Parcelles de Québec
L’exode silencieux de milliers d’AngloQuébécois raconté par l’un d’entre eux
QUÉBEC MY COUNTRY MON PAYS
Documentaire de John Walker. Canada, 2016, 89 minutes.
Est-il possible de faire la révolution lorsque tout le monde possède une piscine? Avec son suave cynisme habituel, le cinéaste Denys Arcand répond par la négative au documentariste John Walker, lui qui s’intéresse au mouvement indépendantiste et à son impact sur l’exode des AngloQuébécois entre les coups d’éclat du FLQ dans les années 1960 jusqu’aux remous du référendum de 1995.
Walker fait partie de ceux qui furent placés devant un cruel dilemme à la suite de la transformation rapide des Canadiens français en Québécois et de la poussée de fièvre d’une population lasse de jouer les porteurs d’eau: partir ou rester? Sa famille, heureux mélange d’Irlandais et d’Écossais, était au Québec depuis 250 ans, une raison parmi tant d’autres de se sentir chez soi, même si sa langue l’associait au conquérant britannique, aux «maudits Anglais». Pas de place pour les nuances dans les débats enflammés d’une société en ébullition qui allait faire table rase du pouvoir religieux et quelques pieds de nez à l’establishment réfugié dans le Mille carré doré.
Dans Québec My Country mon pays, Walker adopte une perspective intimiste. Né en 1952 à Mont-Royal, il grandit dans un espace protégé où il n’entend pas la colère qui gronde, jusqu’au moment où sautent les premières bombes, où fusent les premières insultes de ses camarades joueurs de hockey des équipes francophones de Montréal sur les patinoires extérieures. S’installe alors un sentiment d’aliénation que d’autres connaissent déjà: être minoritaire au sein d’une majorité ellemême minoritaire dans son pays. Dans ce contexte paradoxal, voire schizophrénique, un dialogue est-il possible ?
Pour les 600 000 Anglo-Québécois qui ont pris la route vers Toronto (ce que Walker fera brièvement au début des années 1970) ou ailleurs au Canada, la perspective d’un Québec indépendant semble dangereuse.

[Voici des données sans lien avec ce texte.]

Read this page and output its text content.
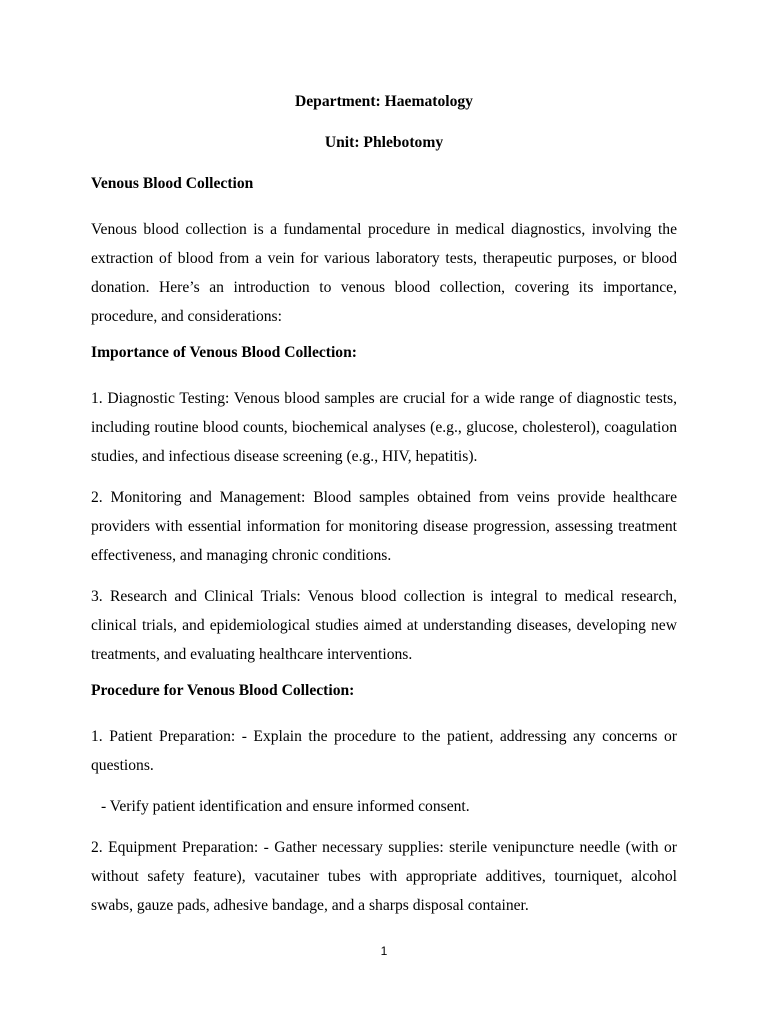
Department: Haematology

Unit: Phlebotomy

Venous Blood Collection

Venous blood collection is a fundamental procedure in medical diagnostics, involving the extraction of blood from a vein for various laboratory tests, therapeutic purposes, or blood donation. Here’s an introduction to venous blood collection, covering its importance, procedure, and considerations:

Importance of Venous Blood Collection:

1. Diagnostic Testing: Venous blood samples are crucial for a wide range of diagnostic tests, including routine blood counts, biochemical analyses (e.g., glucose, cholesterol), coagulation studies, and infectious disease screening (e.g., HIV, hepatitis).

2. Monitoring and Management: Blood samples obtained from veins provide healthcare providers with essential information for monitoring disease progression, assessing treatment effectiveness, and managing chronic conditions.

3. Research and Clinical Trials: Venous blood collection is integral to medical research, clinical trials, and epidemiological studies aimed at understanding diseases, developing new treatments, and evaluating healthcare interventions.

Procedure for Venous Blood Collection:

1. Patient Preparation: - Explain the procedure to the patient, addressing any concerns or questions.

- Verify patient identification and ensure informed consent.

2. Equipment Preparation: - Gather necessary supplies: sterile venipuncture needle (with or without safety feature), vacutainer tubes with appropriate additives, tourniquet, alcohol swabs, gauze pads, adhesive bandage, and a sharps disposal container.

1
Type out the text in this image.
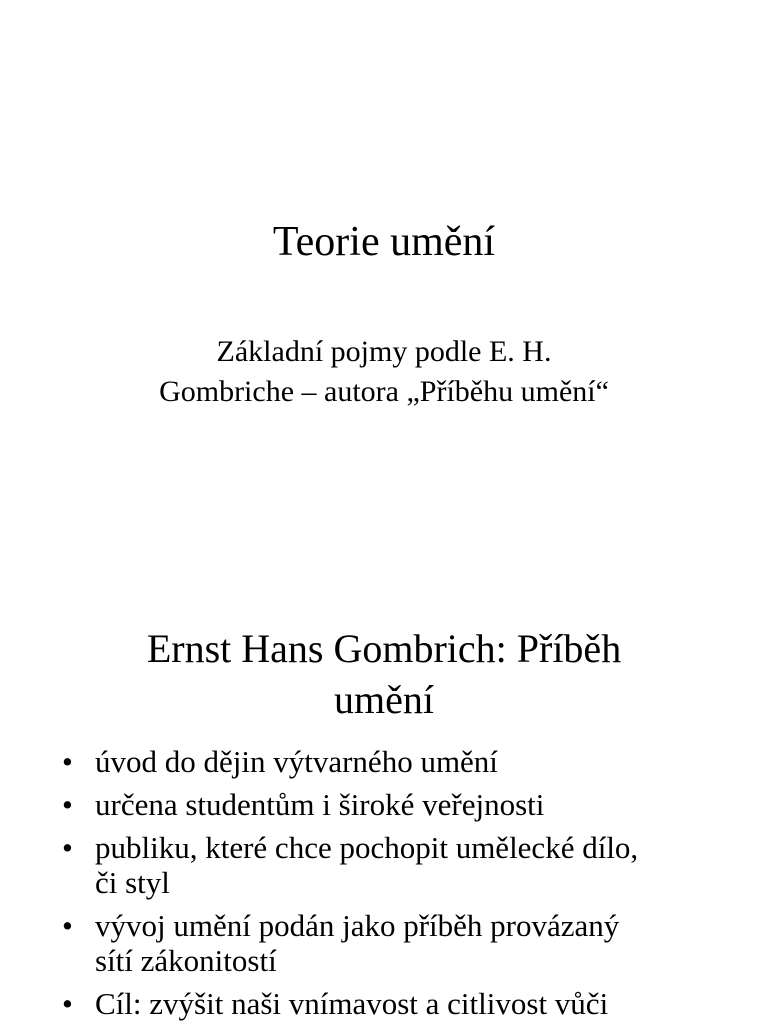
Teorie umění
Základní pojmy podle E. H.
Gombriche – autora „Příběhu umění“
Ernst Hans Gombrich: Příběh
umění
• úvod do dějin výtvarného umění
• určena studentům i široké veřejnosti
• publiku, které chce pochopit umělecké dílo,
či styl
• vývoj umění podán jako příběh provázaný
sítí zákonitostí
• Cíl: zvýšit naši vnímavost a citlivost vůči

Le cinéaste illustre ces remous, et cette ferveur, par quelques discours enflammés de René Lévesque, s’appuyant sur le témoignage de l’ex-policier Robert Côté, lui dont la tâche était de désamorcer des bombes à Westmount, indicateur bruyant d’une fièvre révolutionnaire.
John Walker prend soin d’insister sur les raisons de cette colère, qu’il partage en partie (ne serait-ce qu’en votant pour le Parti québécois en 1976), affichant vite une désillusion devant un projet social-démocrate qu’il juge perverti par les lois linguistiques. Quand il entend «Le Québec aux Québécois!» il se sent exclu, et son père bien davantage, parti avec l’amertume comme bagage, provoquant quelques fissures au sein de sa famille.
Entre les propos de Jacques Godbout, de Louise Pelletier (scénariste et fille de Gérard Pelletier) et de Paul Warren, ceux de collègues, de parents et d’amis anglophones qui ont fait le choix de rester (mais qui songent à partir ou ne blâment pas ceux qui bouclent leurs valises), John Walker établit une histoire parcellaire, partiale, mais étonnante, du Québec.
Celle-ci s’étale avec transparence, sans désir de consensus et avec quelques omissions (l’important financement public de l’Université McGill et du CSUM semble faire fi des clivages linguistiques), collection de témoignages émouvants sur une relation ambiguë, à l’image d’une société écartelée entre ses multiples identités. Dont celle de ses compatriotes anglophones.